Australia was just a penal colony.
Electric light had not been discovered.
The city of Perth in Western Australia had just been founded.
That was in 1830 and that was the year that the tortoise Harriet was born. And she has seen a lot of changes in her time. While the pace of life has sped up over the years, Harriet has continued to take every day in her typical slow way. Perhaps the secret to her longevity?
Harriet is a grand old lady, celebrating her 175 th birthday this year. The giant land tortoise from the Galapagos Islands, whose current home is Australia Zoo, is reputedly the oldest living creature on earth.
(It should be mentioned here that this wonderful creature was known as Harry right up until 1960 when an inspection revealed that the old man was actually an old woman and her name changed accordingly.)
Charles Darwin found Harriet in 1835 when he sailed to the Galapagos Islands. She was only as big as a dinner plate so Darwin packed her in a wooden box and they set sail back to England.
Harriet lived with Darwin until 1842 when, after five years of harsh English winters and a lack of sunshine reduced Harriet to a state of virtual hibernation, she journeyed back across the ocean to Brisbane.
A variety of homes provided new experiences for Harriet and she finally settled in the Brisbane Botanic Gardens in 1860. During her 98 years of residence at the Gardens, Harriet delighted children by giving them rides through the grounds. In 1958 Harriet moved to Fleay’s Fauna Reserve. Harriet’s last journey was in 1987, to her permanent home at Australia Zoo on the Sunshine Coast.

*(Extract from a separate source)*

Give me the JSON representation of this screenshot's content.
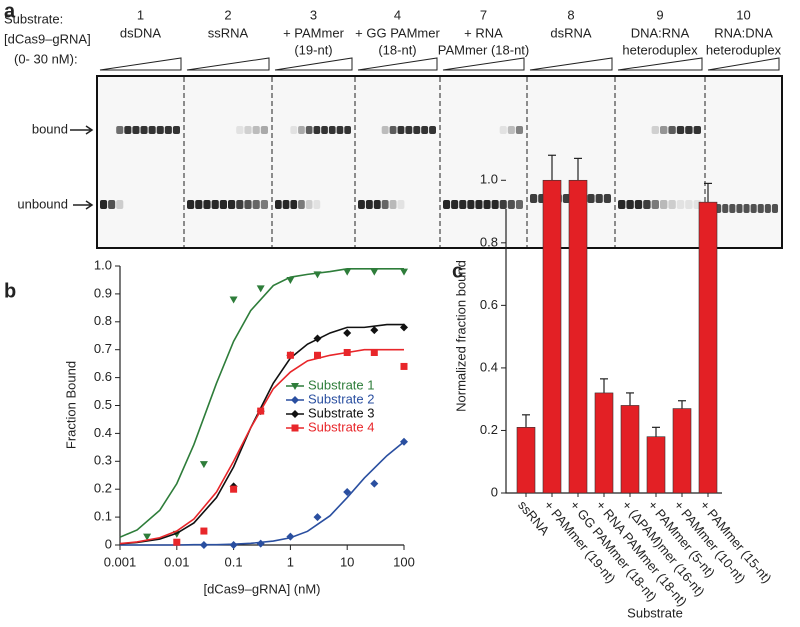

Of her 175 years of ponderous existence on our planet, 163 years of Harriet’s life has been spent in Queensland. Acclaimed children’s author Robin Stewart has written the book Darwin’s Tortoise, which tells the remarkable story of Harriet the giant land tortoise. Australia Zoo celebrated Harriet’s birthday with a giant party and giant cake last week.
Happy birthday Harriet, and may there be many more to come.